By Fredrick Obura

The cost of living has been rising over the years against static wages.

This has, in turn, pushed the employed and unemployed to restructure their personal budgets.

And a huge chunk of money previously allocated to development has been slashed to meet the cost of food, education and clothing.

In response to such a situation, investors would consider acquiring certain assets in a joint ownership arrangement that involves pulling resources together to meet the financial obligation.

Experts say the system always, either through the tenancy in common or joint tenancy, is a strategy in the right direction and could shape one’s financial status.

Co-ownership agreement

Joint property ownership refers to two individuals coming together to own a property, the parties involved could be, a married couple, a parent with an adult child, or unrelated investors. Property may apply to a residence, a business, or intellectual property like patents.

Law experts say the arrangement is feasible when partners are trustworthy and ready to discuss and settle any dispute in time," says Moses Osoro of Muriu Mungai Advocates.

"Legal documents like trust deed and co-ownership agreement should be signed by partners involved," he adds. It eliminates probate incase of a partner’s death or termination of the contract.

Joint tenancy is an arrangement between two persons (usually spouses) with common interest such that when one dies, the co-owner assumes full ownership.
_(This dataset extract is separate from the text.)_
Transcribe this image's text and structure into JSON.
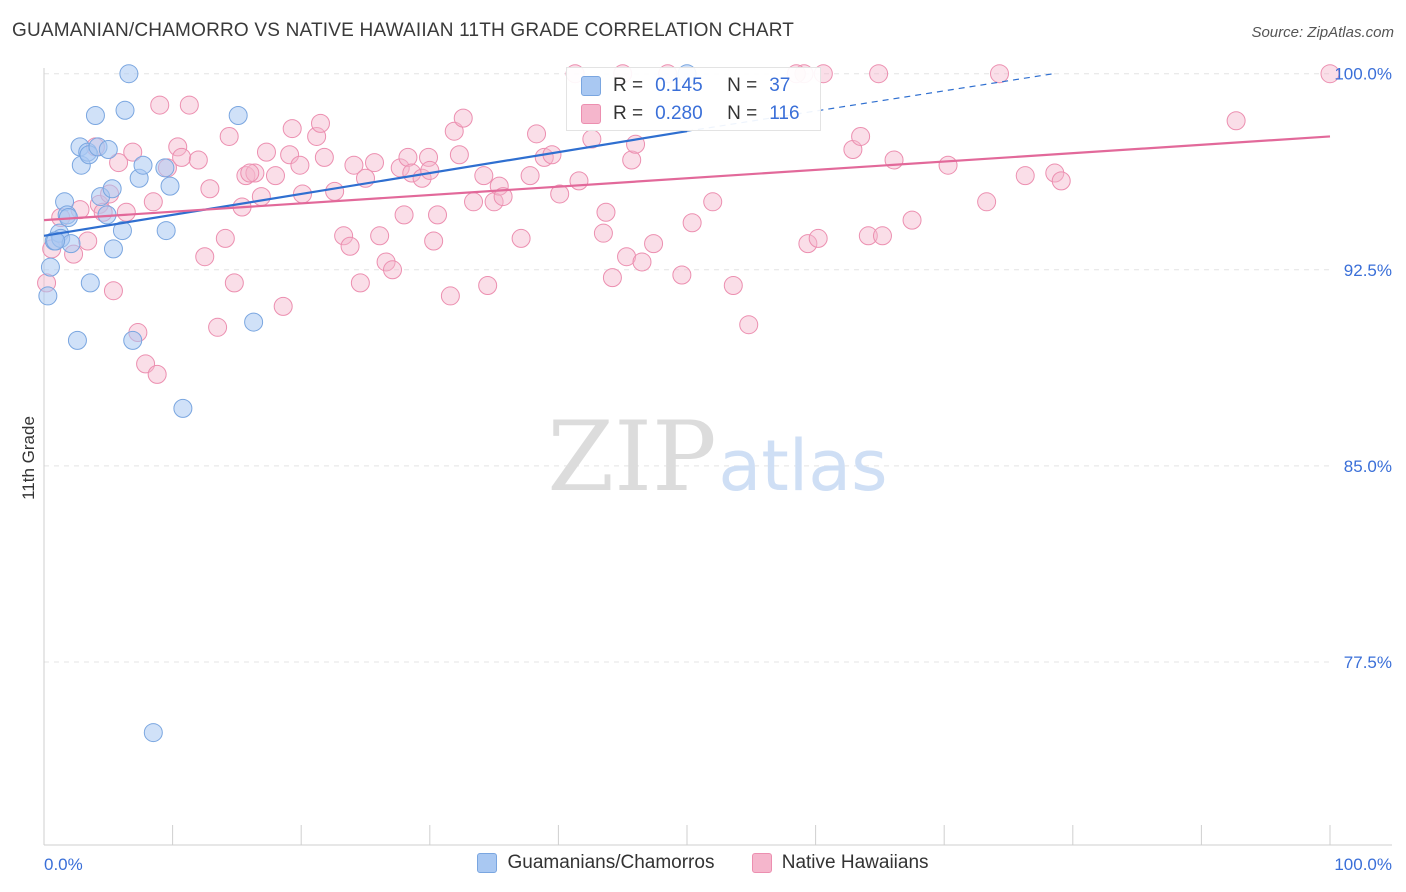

This is different from tenancy in common where the parties involved have varied shares and interest in a property.

In the case of joint tenancy, a deceased liability can sometimes remain attached to the property, especially when the deceased used the property in question as a collateral in obtaining a debt. "The creditors’ claims against the deceased owner’s estate may, under certain circumstances, be satisfied by the portion of ownership he or she previously owned," says Mr Osoro.

"Joint tenancy is not limited to spouses, a parent can decide to jointly own a property with a child," notes independent financial advisor Phillip Kiarie.

However, if a parent has joint ownership of say a house with one child and there are other siblings, the parent may request that the proceeds of the house be evenly divided between siblings upon his death.

Parties in the two tenancy systems enjoy certain rights. For instance, each owner has an unrestricted right of access to the property, the co-owners do not have any obligation to contribute to any costs of repairing or improving the property.

However, upon partition, a co-owner is entitled to recover the value added by his or her improvements to the property.